Buzz on King Arthur: Legend of the Sword may have been pretty flat following its weak performance in the US and other territories the previous weekend, but Guy Ritchie’s Middle Ages actioner nevertheless managed to nab the top spot at the UK box office, dethroning Alien: Covenant. It did so courtesy of fairly uninspired debut takings of £2.5m. That’s the lowest gross for a No1 film so far this year, and also the lowest since early September 2016, when Sausage Party held on to the top spot in a weak field of new releases led by Ben-Hur.

In truth, the news isn’t even as good as that, as King Arthur made it to the top spot courtesy of preview takings totalling £578,000. Strip those out, and the film landed in third place, behind both Alien: Covenant (£2.13m) and Guardians of the Galaxy Vol 2 (£1.94m).

King Arthur is the latest attempt by Warner Bros to create new film franchises from classic characters, which it has done in recent years with Pan, Legend of Tarzan and Kong: Skull Island. The characters’ familiarity is presumed to be a plus – although that tends to work only if cinemagoers are convinced that a fresh take is being offered, and in an appealing way.

The comedy alternative: Snatched

While blockbuster action dominated the market, Fox offered an alternative with the comedy Snatched, starring Amy Schumer and Goldie Hawn. The film landed with a just-OK £842,000 – marginally down on the £932,000 UK debut of Schumer’s Trainwreck, in August 2015. Given that Trainwreck grossed $110m in the US and just $31m in the rest of the world, it seems to fair to say that Schumer has yet to establish herself as a major international star. Snatched seems unlikely to provide the global breakthrough.
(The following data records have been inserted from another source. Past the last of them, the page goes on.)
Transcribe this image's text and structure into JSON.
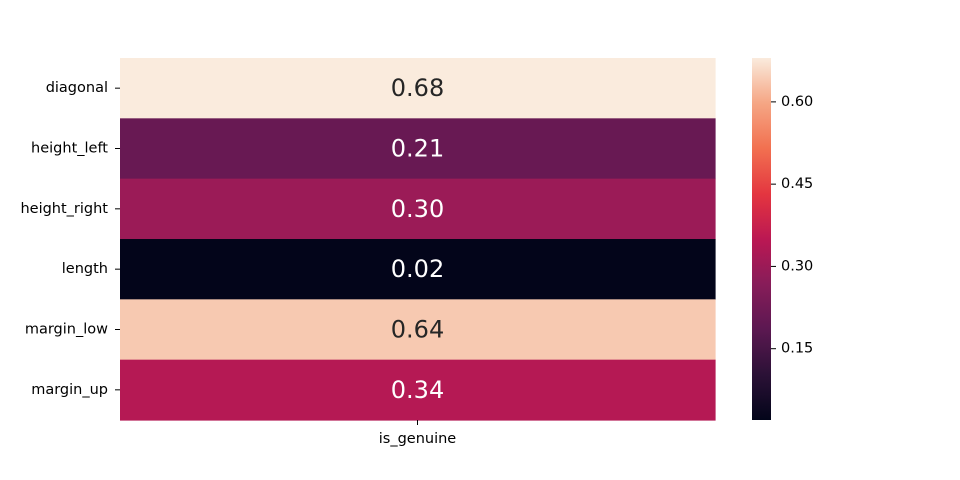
{
  "chart_data": {
    "type": "heatmap",
    "title": "",
    "xlabel": "",
    "ylabel": "",
    "columns": [
      "is_genuine"
    ],
    "rows": [
      "diagonal",
      "height_left",
      "height_right",
      "length",
      "margin_low",
      "margin_up"
    ],
    "values": [
      [
        0.68
      ],
      [
        0.21
      ],
      [
        0.3
      ],
      [
        0.02
      ],
      [
        0.64
      ],
      [
        0.34
      ]
    ],
    "annotations": [
      [
        "0.68"
      ],
      [
        "0.21"
      ],
      [
        "0.30"
      ],
      [
        "0.02"
      ],
      [
        "0.64"
      ],
      [
        "0.34"
      ]
    ],
    "colormap": "rocket",
    "colorbar": {
      "vmin": 0.02,
      "vmax": 0.68,
      "ticks": [
        0.15,
        0.3,
        0.45,
        0.6
      ],
      "tick_labels": [
        "0.15",
        "0.30",
        "0.45",
        "0.60"
      ]
    }
  }
}
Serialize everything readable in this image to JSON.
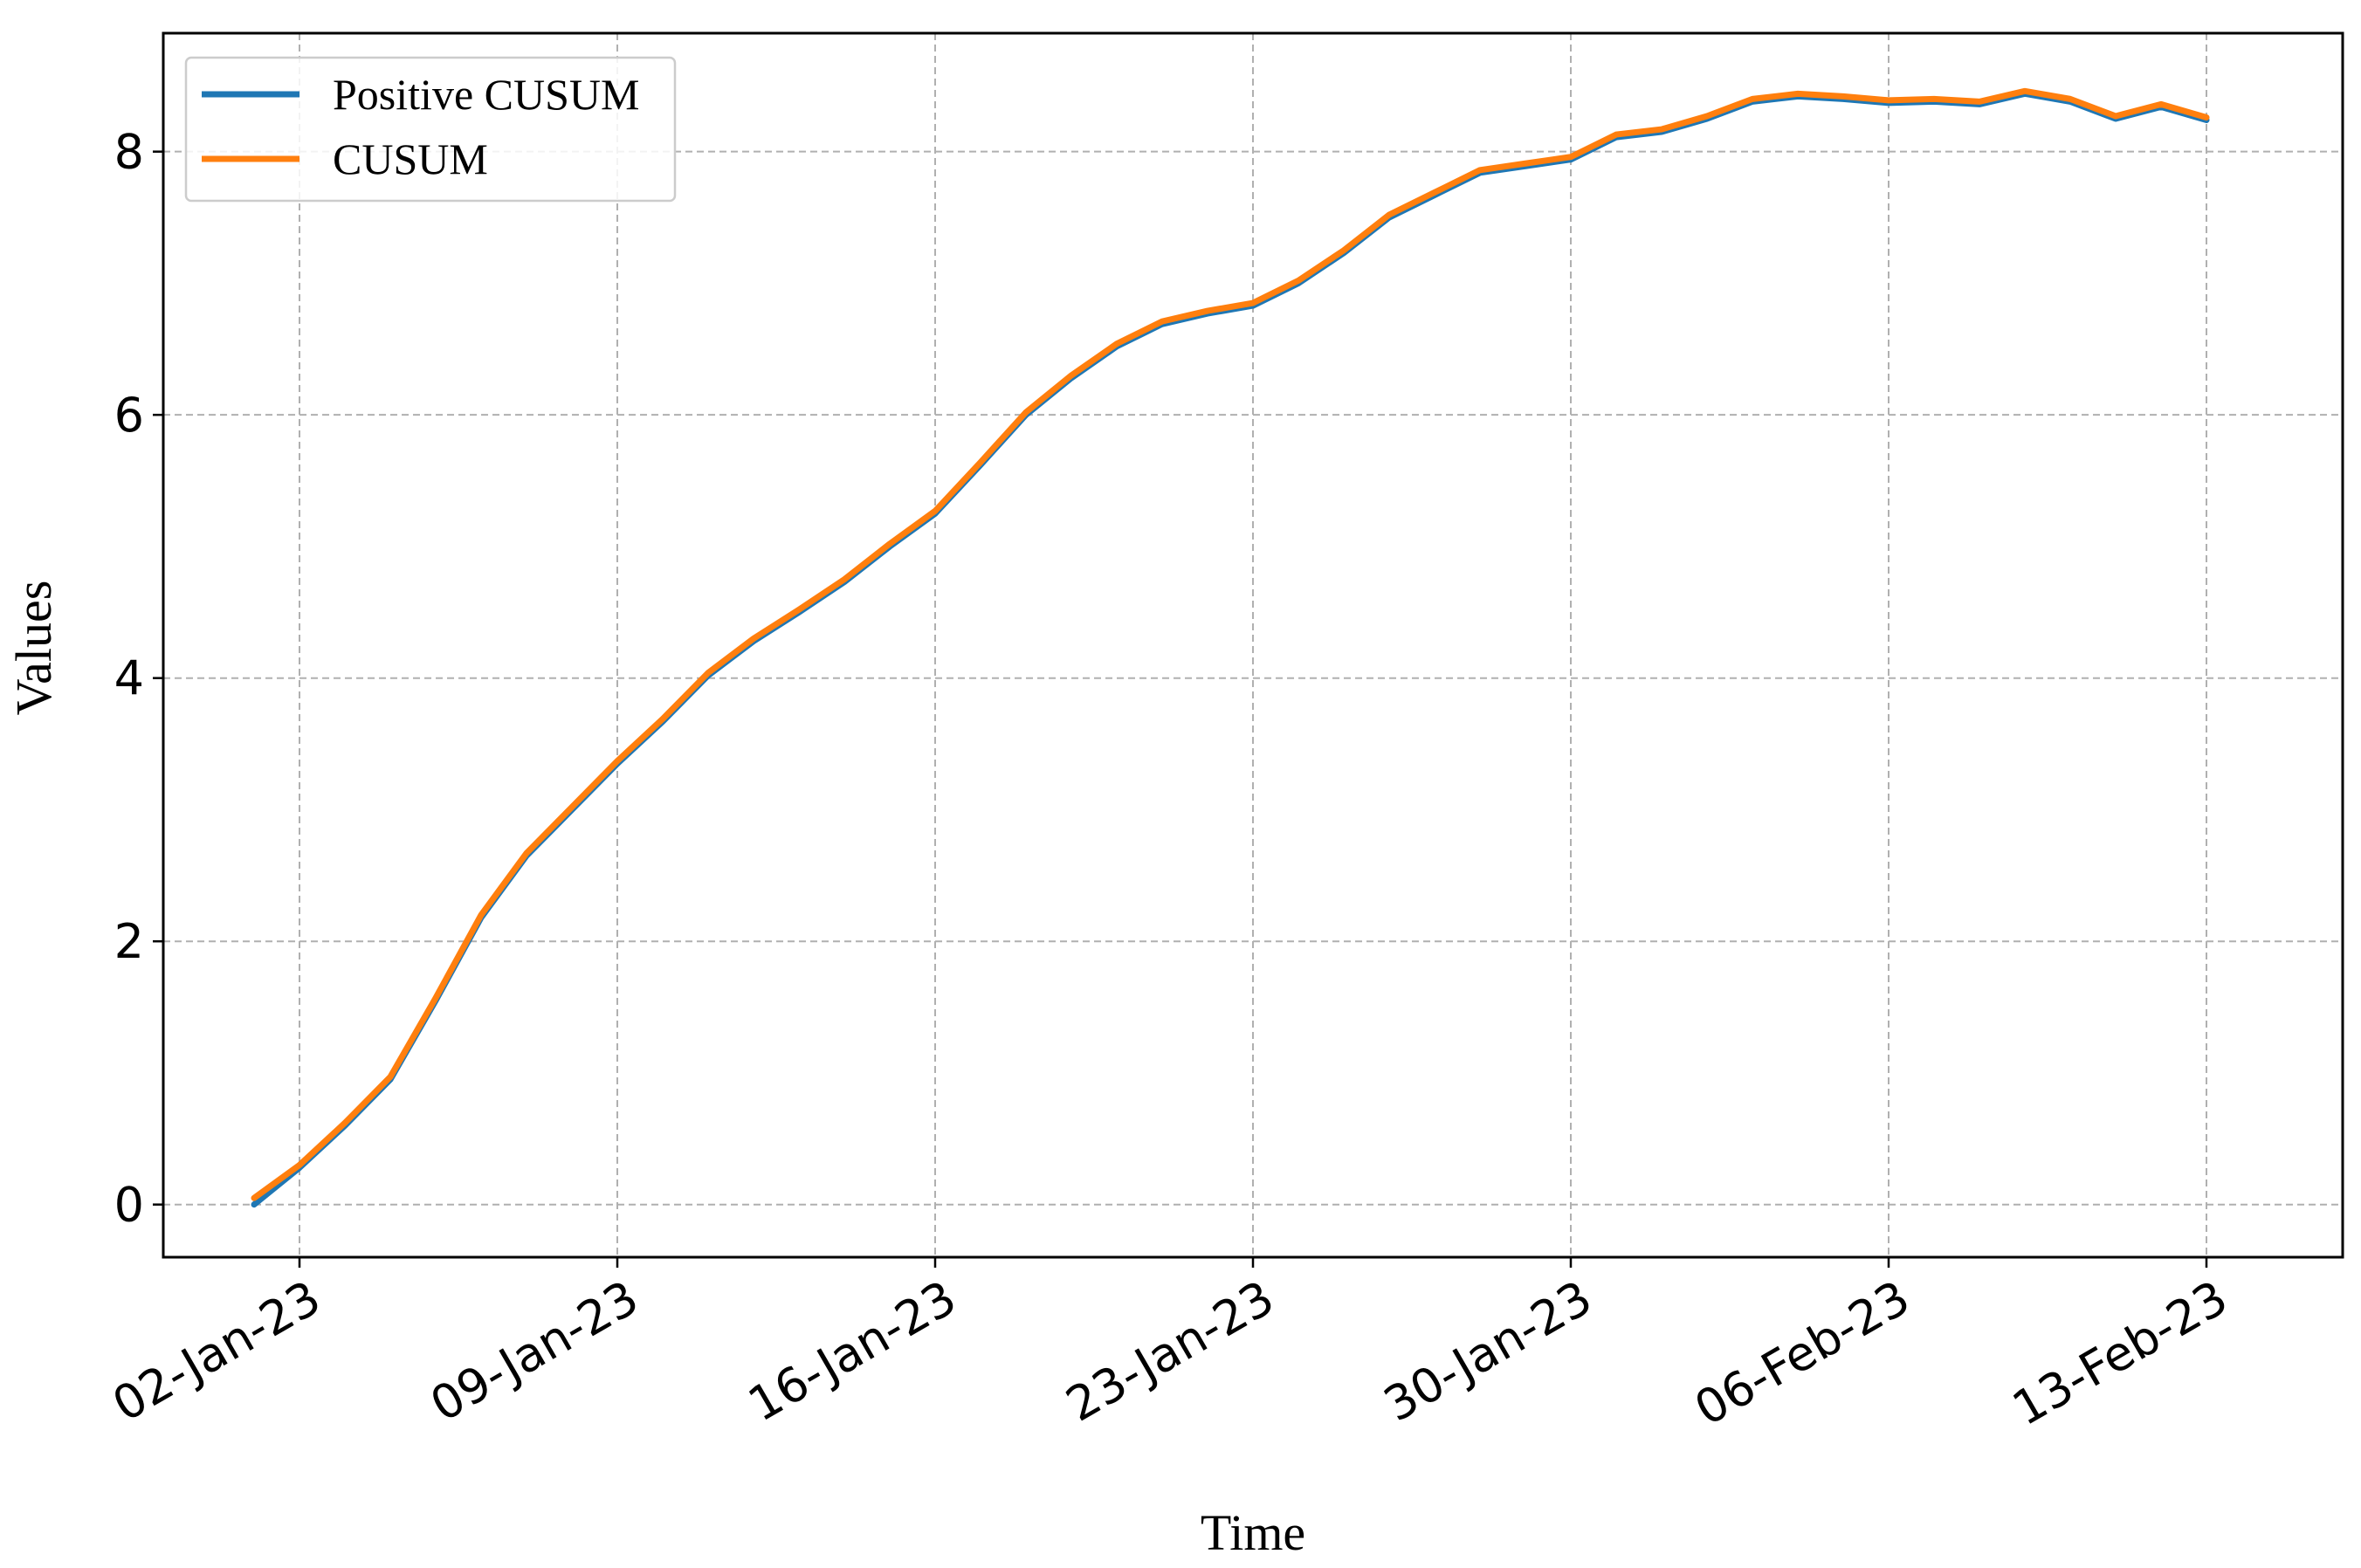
{
  "chart_data": {
    "type": "line",
    "xlabel": "Time",
    "ylabel": "Values",
    "x": [
      "2023-01-01",
      "2023-01-02",
      "2023-01-03",
      "2023-01-04",
      "2023-01-05",
      "2023-01-06",
      "2023-01-07",
      "2023-01-08",
      "2023-01-09",
      "2023-01-10",
      "2023-01-11",
      "2023-01-12",
      "2023-01-13",
      "2023-01-14",
      "2023-01-15",
      "2023-01-16",
      "2023-01-17",
      "2023-01-18",
      "2023-01-19",
      "2023-01-20",
      "2023-01-21",
      "2023-01-22",
      "2023-01-23",
      "2023-01-24",
      "2023-01-25",
      "2023-01-26",
      "2023-01-27",
      "2023-01-28",
      "2023-01-29",
      "2023-01-30",
      "2023-01-31",
      "2023-02-01",
      "2023-02-02",
      "2023-02-03",
      "2023-02-04",
      "2023-02-05",
      "2023-02-06",
      "2023-02-07",
      "2023-02-08",
      "2023-02-09",
      "2023-02-10",
      "2023-02-11",
      "2023-02-12",
      "2023-02-13"
    ],
    "series": [
      {
        "name": "Positive CUSUM",
        "color": "#1f77b4",
        "values": [
          0.0,
          0.28,
          0.6,
          0.95,
          1.55,
          2.18,
          2.65,
          3.0,
          3.35,
          3.67,
          4.02,
          4.28,
          4.5,
          4.73,
          5.0,
          5.25,
          5.62,
          6.0,
          6.28,
          6.52,
          6.69,
          6.77,
          6.83,
          7.0,
          7.23,
          7.5,
          7.67,
          7.84,
          7.89,
          7.94,
          8.11,
          8.15,
          8.25,
          8.38,
          8.42,
          8.4,
          8.37,
          8.38,
          8.36,
          8.44,
          8.38,
          8.25,
          8.34,
          8.24
        ]
      },
      {
        "name": "CUSUM",
        "color": "#ff7f0e",
        "values": [
          0.05,
          0.3,
          0.62,
          0.97,
          1.57,
          2.2,
          2.67,
          3.02,
          3.37,
          3.69,
          4.04,
          4.3,
          4.52,
          4.75,
          5.02,
          5.27,
          5.64,
          6.02,
          6.3,
          6.54,
          6.71,
          6.79,
          6.85,
          7.02,
          7.25,
          7.52,
          7.69,
          7.86,
          7.91,
          7.96,
          8.13,
          8.17,
          8.27,
          8.4,
          8.44,
          8.42,
          8.39,
          8.4,
          8.38,
          8.46,
          8.4,
          8.27,
          8.36,
          8.26
        ]
      }
    ],
    "xlim": [
      "2022-12-30",
      "2023-02-16"
    ],
    "xticks": [
      {
        "value": "2023-01-02",
        "label": "02-Jan-23"
      },
      {
        "value": "2023-01-09",
        "label": "09-Jan-23"
      },
      {
        "value": "2023-01-16",
        "label": "16-Jan-23"
      },
      {
        "value": "2023-01-23",
        "label": "23-Jan-23"
      },
      {
        "value": "2023-01-30",
        "label": "30-Jan-23"
      },
      {
        "value": "2023-02-06",
        "label": "06-Feb-23"
      },
      {
        "value": "2023-02-13",
        "label": "13-Feb-23"
      }
    ],
    "ylim": [
      -0.4,
      8.9
    ],
    "yticks": [
      0,
      2,
      4,
      6,
      8
    ],
    "grid": true,
    "legend": "upper left"
  }
}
The indie option: Colossal

Also providing an alternative to the summer blockbusters is Colossal, which quirkily combines the indie slacker comedy with elements of monster sci-fi. It’s definitely offering something different, although audiences were always likely to struggle to get their heads around the genre mashup. The Anne Hathaway film went out into 145 cinemas, grossing a fairly flat £151,000.